Líder radical xiita Moqtada Sadr pede contenção a xiitas e sunitas

O líder radical xiita iraquiano Moqtada Sadr rompeu hoje um silêncio de quase um ano para pedir contenção às duas principais comunidades religiosas do país, xiitas e sunitas, numa altura em que se multiplicam os incidentes entre ambas.

Agência LUSA /

"As forças de ocupação estão a tentar dividir o povo iraquiano. Mas não há xiitas e sunitas, só há iraquianos", disse Moqtada Sadr à imprensa na sua residência, no bairro Hanana da cidade santa de Najaf (centro-sul do Iraque).

"Qualquer acção contra civis desarmados é proibida, sejam quais forem as circunstâncias. Rejeitamos as operações terroristas, partam elas das forças ocupantes ou de outras forças", disse o líder radical.

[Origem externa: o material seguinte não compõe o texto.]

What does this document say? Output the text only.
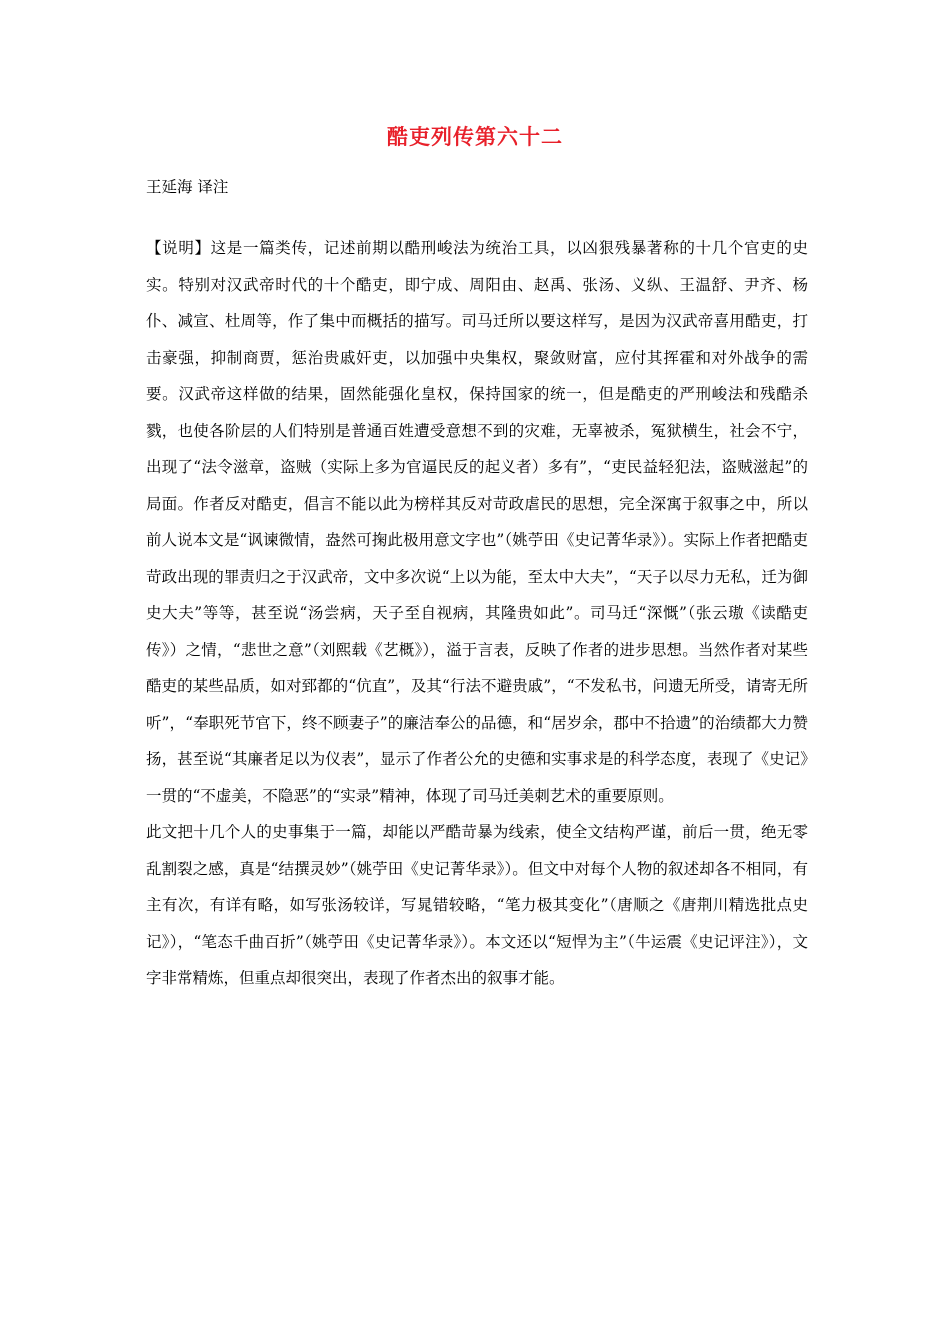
酷吏列传第六十二
王延海 译注

【说明】这是一篇类传，记述前期以酷刑峻法为统治工具，以凶狠残暴著称的十几个官吏的史实。特别对汉武帝时代的十个酷吏，即宁成、周阳由、赵禹、张汤、义纵、王温舒、尹齐、杨仆、减宣、杜周等，作了集中而概括的描写。司马迁所以要这样写，是因为汉武帝喜用酷吏，打击豪强，抑制商贾，惩治贵戚奸吏，以加强中央集权，聚敛财富，应付其挥霍和对外战争的需要。汉武帝这样做的结果，固然能强化皇权，保持国家的统一，但是酷吏的严刑峻法和残酷杀戮，也使各阶层的人们特别是普通百姓遭受意想不到的灾难，无辜被杀，冤狱横生，社会不宁，出现了“法令滋章，盗贼（实际上多为官逼民反的起义者）多有”，“吏民益轻犯法，盗贼滋起”的局面。作者反对酷吏，倡言不能以此为榜样其反对苛政虐民的思想，完全深寓于叙事之中，所以前人说本文是“讽谏微情，盎然可掬此极用意文字也”（姚苧田《史记菁华录》）。实际上作者把酷吏苛政出现的罪责归之于汉武帝，文中多次说“上以为能，至太中大夫”，“天子以尽力无私，迁为御史大夫”等等，甚至说“汤尝病，天子至自视病，其隆贵如此”。司马迁“深慨”（张云璈《读酷吏传》）之情，“悲世之意”（刘熙载《艺概》），溢于言表，反映了作者的进步思想。当然作者对某些酷吏的某些品质，如对郅都的“伉直”，及其“行法不避贵戚”，“不发私书，问遗无所受，请寄无所听”，“奉职死节官下，终不顾妻子”的廉洁奉公的品德，和“居岁余，郡中不拾遗”的治绩都大力赞扬，甚至说“其廉者足以为仪表”，显示了作者公允的史德和实事求是的科学态度，表现了《史记》一贯的“不虚美，不隐恶”的“实录”精神，体现了司马迁美刺艺术的重要原则。

此文把十几个人的史事集于一篇，却能以严酷苛暴为线索，使全文结构严谨，前后一贯，绝无零乱割裂之感，真是“结撰灵妙”（姚苧田《史记菁华录》）。但文中对每个人物的叙述却各不相同，有主有次，有详有略，如写张汤较详，写晁错较略，“笔力极其变化”（唐顺之《唐荆川精选批点史记》），“笔态千曲百折”（姚苧田《史记菁华录》）。本文还以“短悍为主”（牛运震《史记评注》），文字非常精炼，但重点却很突出，表现了作者杰出的叙事才能。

Há quase um ano, as milícias de Moqtada Sadr (Exército de Mehdi) combateram durante três semanas as forças norte-americanas e iraquianas em torno do mausoléu do imã Ali, em Najaf. O conflito só terminou com a conclusão, no final de Agosto de 2004, de um acordo assinado sob a égide do grande ayatollah Ali Sistani, a mais alta autoridade religiosa xiita do Iraque.

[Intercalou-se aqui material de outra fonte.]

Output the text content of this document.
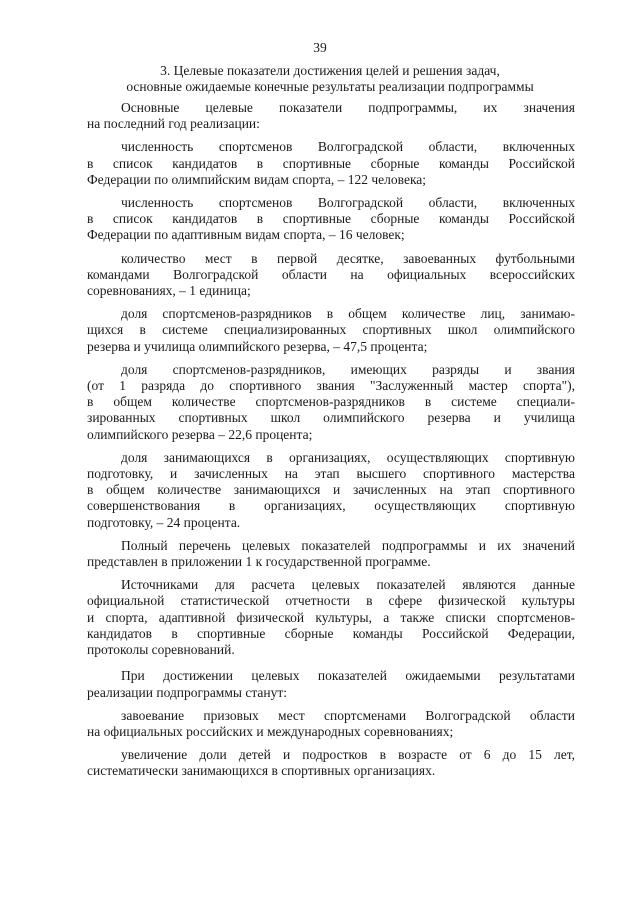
39
3. Целевые показатели достижения целей и решения задач,
основные ожидаемые конечные результаты реализации подпрограммы

Основные целевые показатели подпрограммы, их значения
на последний год реализации:

численность спортсменов Волгоградской области, включенных
в список кандидатов в спортивные сборные команды Российской
Федерации по олимпийским видам спорта, – 122 человека;

численность спортсменов Волгоградской области, включенных
в список кандидатов в спортивные сборные команды Российской
Федерации по адаптивным видам спорта, – 16 человек;

количество мест в первой десятке, завоеванных футбольными
командами Волгоградской области на официальных всероссийских
соревнованиях, – 1 единица;

доля спортсменов-разрядников в общем количестве лиц, занимаю-
щихся в системе специализированных спортивных школ олимпийского
резерва и училища олимпийского резерва, – 47,5 процента;

доля спортсменов-разрядников, имеющих разряды и звания
(от 1 разряда до спортивного звания "Заслуженный мастер спорта"),
в общем количестве спортсменов-разрядников в системе специали-
зированных спортивных школ олимпийского резерва и училища
олимпийского резерва – 22,6 процента;

доля занимающихся в организациях, осуществляющих спортивную
подготовку, и зачисленных на этап высшего спортивного мастерства
в общем количестве занимающихся и зачисленных на этап спортивного
совершенствования в организациях, осуществляющих спортивную
подготовку, – 24 процента.

Полный перечень целевых показателей подпрограммы и их значений
представлен в приложении 1 к государственной программе.

Источниками для расчета целевых показателей являются данные
официальной статистической отчетности в сфере физической культуры
и спорта, адаптивной физической культуры, а также списки спортсменов-
кандидатов в спортивные сборные команды Российской Федерации,
протоколы соревнований.

При достижении целевых показателей ожидаемыми результатами
реализации подпрограммы станут:

завоевание призовых мест спортсменами Волгоградской области
на официальных российских и международных соревнованиях;

увеличение доли детей и подростков в возрасте от 6 до 15 лет,
систематически занимающихся в спортивных организациях.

As declarações de hoje de Moqtada Sadr ocorrem numa altura em que aumenta a tensão entre a maioria xiita (cerca de dois terços da população) e a minoria sunita (cerca de um quarto), na sequência da descoberta, este fim-de-semana em vários locais, de quase meia centena de cadáveres de homens mortos a tiro, decapitados ou degolados, deixados a céu aberto.

Um dos responsáveis sunitas de Bagdad, Adnan Salam al-Dulaimi, afirmou hoje que vários dos corpos descobertos são de sunitas e responsabilizou implicitamente as forças de segurança (maioritariamente xiitas) por essas mortes.

Mais tarde, o comité dos ulemas (principal organização religiosa sunita do país) apontou também o dedo às forças de segurança, mais especificamente a brigada anti-terrorista designada "Brigada Al Zeb".

Segundo o porta-voz dos ulemas, Muzana Harez al-Dari, os 13 cadáveres encontrados hoje de manhã no bairro de Chaath, na capital, "eram de sunitas assassinados pelas forças de segurança com um tiro na cabeça".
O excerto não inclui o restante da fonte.